Der hoffnungsvolle Blick nach Europa

Nach fünf Jahren hat es „GM Europe“ endlich wieder geschafft einen operativen Quartalsgewinn von 37 Millionen Dollar vorzuweisen. Experten trauen „GM Europe“ nun den „Tournaround“ zu. GM Europe wird aus Opel, deren britischer Schwestermarke Vauxhall, dem schwedischen Premiumhersteller Saab und den Importmarken Chevrolet, Cadillac und Hummer gebildet. Die harten Einschnitte scheinen sich gelohnt zu haben, die Entlassung von 10.000 Mitarbeitern und weiteren harten Sanierungsmaßnahmen bringen „GM Europe“ wieder in die Spur. Auch die Einführung neuer Modelle begründet Wachstumserwartungen. So konnte der Opel/Vauxhall Astra in Deutschland und England deutlich zulegen, die Einstiegsmarke Chevrolet geht mit aggressiven Werbekampagnen und sehr günstigen Preisen auf Kundenfang. GM vermarktet koreanische Daewoo-Produkte unter dem prestigeträchtigeren US-Label seit März diesen Jahres, was sich bereits in den Zahlen niederschlug: Chevrolet konnte im ersten Halbjahr seinen Absatz um 25 Prozent steigern.

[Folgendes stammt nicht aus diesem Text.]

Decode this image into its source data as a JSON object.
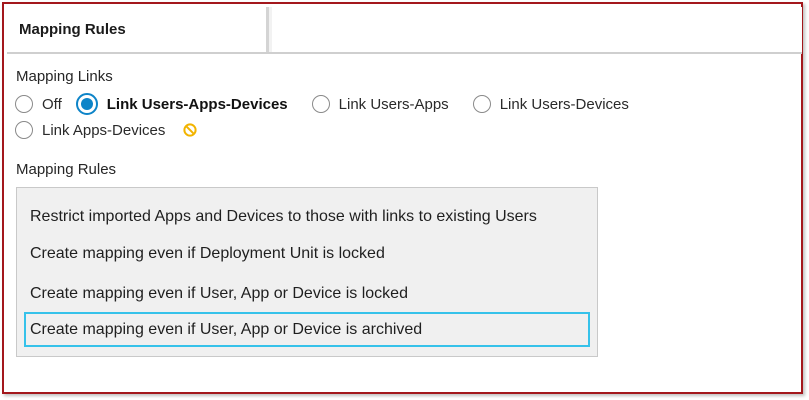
{
  "header": {
    "tab_title": "Mapping Rules"
  },
  "mapping_links": {
    "label": "Mapping Links",
    "options_row1": [
      {
        "label": "Off",
        "checked": false
      },
      {
        "label": "Link Users-Apps-Devices",
        "checked": true
      },
      {
        "label": "Link Users-Apps",
        "checked": false
      },
      {
        "label": "Link Users-Devices",
        "checked": false
      }
    ],
    "options_row2": [
      {
        "label": "Link Apps-Devices",
        "checked": false
      }
    ],
    "warning_icon": "no-entry-icon",
    "accent_color": "#0d84c8",
    "warning_color": "#f2b400"
  },
  "mapping_rules": {
    "label": "Mapping Rules",
    "items": [
      {
        "label": "Restrict imported Apps and Devices to those with links to existing Users",
        "selected": false
      },
      {
        "label": "Create mapping even if Deployment Unit is locked",
        "selected": false
      },
      {
        "label": "Create mapping even if User, App or Device is locked",
        "selected": false
      },
      {
        "label": "Create mapping even if User, App or Device is archived",
        "selected": true
      }
    ],
    "selection_color": "#36c2ea"
  },
  "frame_color": "#a3171c"
}
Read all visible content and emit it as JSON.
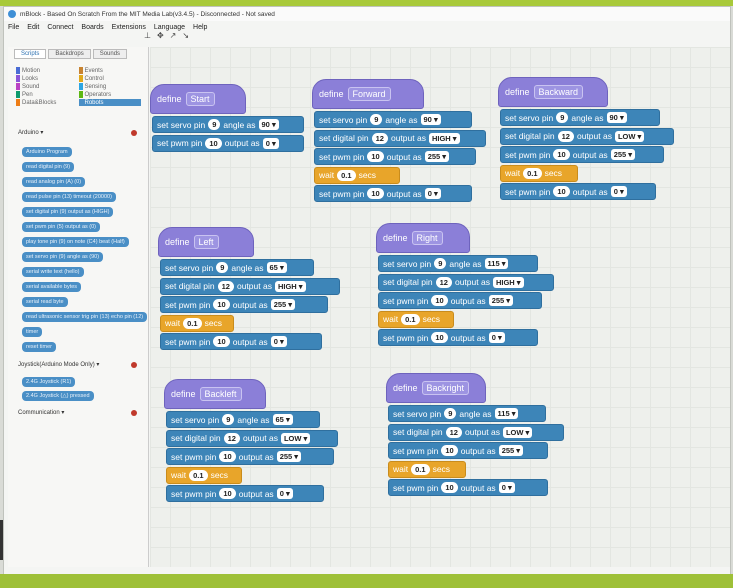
{
  "window": {
    "title": "mBlock - Based On Scratch From the MIT Media Lab(v3.4.5) - Disconnected - Not saved"
  },
  "menu": [
    "File",
    "Edit",
    "Connect",
    "Boards",
    "Extensions",
    "Language",
    "Help"
  ],
  "palette": {
    "tabs": [
      "Scripts",
      "Backdrops",
      "Sounds"
    ],
    "categories": [
      {
        "label": "Motion",
        "color": "#4a6cd4"
      },
      {
        "label": "Events",
        "color": "#c88330"
      },
      {
        "label": "Looks",
        "color": "#8a55d7"
      },
      {
        "label": "Control",
        "color": "#e1a91a"
      },
      {
        "label": "Sound",
        "color": "#bb42c3"
      },
      {
        "label": "Sensing",
        "color": "#2ca5e2"
      },
      {
        "label": "Pen",
        "color": "#0e9a6c"
      },
      {
        "label": "Operators",
        "color": "#5cb712"
      },
      {
        "label": "Data&Blocks",
        "color": "#ee7d16"
      },
      {
        "label": "Robots",
        "color": "#4a8fc6"
      }
    ],
    "section_arduino": "Arduino ▾",
    "blocks": [
      "Arduino Program",
      "read digital pin (9)",
      "read analog pin (A) (0)",
      "read pulse pin (13) timeout (20000)",
      "set digital pin (9) output as (HIGH)",
      "set pwm pin (5) output as (0)",
      "play tone pin (9) on note (C4) beat (Half)",
      "set servo pin (9) angle as (90)",
      "serial write text (hello)",
      "serial available bytes",
      "serial read byte",
      "read ultrasonic sensor trig pin (13) echo pin (12)",
      "timer",
      "reset timer"
    ],
    "section_joystick": "Joystick(Arduino Mode Only) ▾",
    "joystick_blocks": [
      "2.4G Joystick (R1)",
      "2.4G Joystick (△) pressed"
    ],
    "section_comm": "Communication ▾"
  },
  "scripts": [
    {
      "name": "Start",
      "rows": [
        {
          "type": "servo",
          "text": "set servo pin",
          "pin": "9",
          "mid": "angle as",
          "val": "90"
        },
        {
          "type": "pwm",
          "text": "set pwm pin",
          "pin": "10",
          "mid": "output as",
          "val": "0"
        }
      ]
    },
    {
      "name": "Forward",
      "rows": [
        {
          "type": "servo",
          "text": "set servo pin",
          "pin": "9",
          "mid": "angle as",
          "val": "90"
        },
        {
          "type": "digital",
          "text": "set digital pin",
          "pin": "12",
          "mid": "output as",
          "val": "HIGH"
        },
        {
          "type": "pwm",
          "text": "set pwm pin",
          "pin": "10",
          "mid": "output as",
          "val": "255"
        },
        {
          "type": "wait",
          "text": "wait",
          "pin": "0.1",
          "mid": "secs",
          "val": ""
        },
        {
          "type": "pwm",
          "text": "set pwm pin",
          "pin": "10",
          "mid": "output as",
          "val": "0"
        }
      ]
    },
    {
      "name": "Backward",
      "rows": [
        {
          "type": "servo",
          "text": "set servo pin",
          "pin": "9",
          "mid": "angle as",
          "val": "90"
        },
        {
          "type": "digital",
          "text": "set digital pin",
          "pin": "12",
          "mid": "output as",
          "val": "LOW"
        },
        {
          "type": "pwm",
          "text": "set pwm pin",
          "pin": "10",
          "mid": "output as",
          "val": "255"
        },
        {
          "type": "wait",
          "text": "wait",
          "pin": "0.1",
          "mid": "secs",
          "val": ""
        },
        {
          "type": "pwm",
          "text": "set pwm pin",
          "pin": "10",
          "mid": "output as",
          "val": "0"
        }
      ]
    },
    {
      "name": "Left",
      "rows": [
        {
          "type": "servo",
          "text": "set servo pin",
          "pin": "9",
          "mid": "angle as",
          "val": "65"
        },
        {
          "type": "digital",
          "text": "set digital pin",
          "pin": "12",
          "mid": "output as",
          "val": "HIGH"
        },
        {
          "type": "pwm",
          "text": "set pwm pin",
          "pin": "10",
          "mid": "output as",
          "val": "255"
        },
        {
          "type": "wait",
          "text": "wait",
          "pin": "0.1",
          "mid": "secs",
          "val": ""
        },
        {
          "type": "pwm",
          "text": "set pwm pin",
          "pin": "10",
          "mid": "output as",
          "val": "0"
        }
      ]
    },
    {
      "name": "Right",
      "rows": [
        {
          "type": "servo",
          "text": "set servo pin",
          "pin": "9",
          "mid": "angle as",
          "val": "115"
        },
        {
          "type": "digital",
          "text": "set digital pin",
          "pin": "12",
          "mid": "output as",
          "val": "HIGH"
        },
        {
          "type": "pwm",
          "text": "set pwm pin",
          "pin": "10",
          "mid": "output as",
          "val": "255"
        },
        {
          "type": "wait",
          "text": "wait",
          "pin": "0.1",
          "mid": "secs",
          "val": ""
        },
        {
          "type": "pwm",
          "text": "set pwm pin",
          "pin": "10",
          "mid": "output as",
          "val": "0"
        }
      ]
    },
    {
      "name": "Backleft",
      "rows": [
        {
          "type": "servo",
          "text": "set servo pin",
          "pin": "9",
          "mid": "angle as",
          "val": "65"
        },
        {
          "type": "digital",
          "text": "set digital pin",
          "pin": "12",
          "mid": "output as",
          "val": "LOW"
        },
        {
          "type": "pwm",
          "text": "set pwm pin",
          "pin": "10",
          "mid": "output as",
          "val": "255"
        },
        {
          "type": "wait",
          "text": "wait",
          "pin": "0.1",
          "mid": "secs",
          "val": ""
        },
        {
          "type": "pwm",
          "text": "set pwm pin",
          "pin": "10",
          "mid": "output as",
          "val": "0"
        }
      ]
    },
    {
      "name": "Backright",
      "rows": [
        {
          "type": "servo",
          "text": "set servo pin",
          "pin": "9",
          "mid": "angle as",
          "val": "115"
        },
        {
          "type": "digital",
          "text": "set digital pin",
          "pin": "12",
          "mid": "output as",
          "val": "LOW"
        },
        {
          "type": "pwm",
          "text": "set pwm pin",
          "pin": "10",
          "mid": "output as",
          "val": "255"
        },
        {
          "type": "wait",
          "text": "wait",
          "pin": "0.1",
          "mid": "secs",
          "val": ""
        },
        {
          "type": "pwm",
          "text": "set pwm pin",
          "pin": "10",
          "mid": "output as",
          "val": "0"
        }
      ]
    }
  ],
  "define_label": "define",
  "colors": {
    "hat": "#8b7fd8",
    "robot_block": "#3d85b8",
    "wait_block": "#e8a52a",
    "accent": "#a8c93a"
  }
}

GM Europe-Chef Fritz Henderson nennt vor allem die klaren Marketingstrategien als Erfolgsgrund: „Chevrolet geht mit aggressiven Kampagnen auf Kundenfang bei jüngeren Käuferschichten, Opel/Vauxhall treten direkt im Massensegment an, während Saab qualitativ hochwertigere Produkte anbietet und Cadillac und Hummer (Hummer wird ab Spätherbst offiziell in Europa vertrieben) im Luxussegment vertreten sind.“

„GM Europe“ will im zweiten Quartal den Absatz weiter steigern durch die Einführung des neuen Zafiras, neuer Saab-Modelle, des Cadillac STS und durch den in den USA sehr erfolgreichen Hummer H3. 2006 wird wohl die in Europa völlig unbekannte Marke GMC ihr Europadebüt feiern, sie wird kleine US-Chevy Offroader zu günstigen Preisen anbieten, wie zum Beispiel den Trailblazer.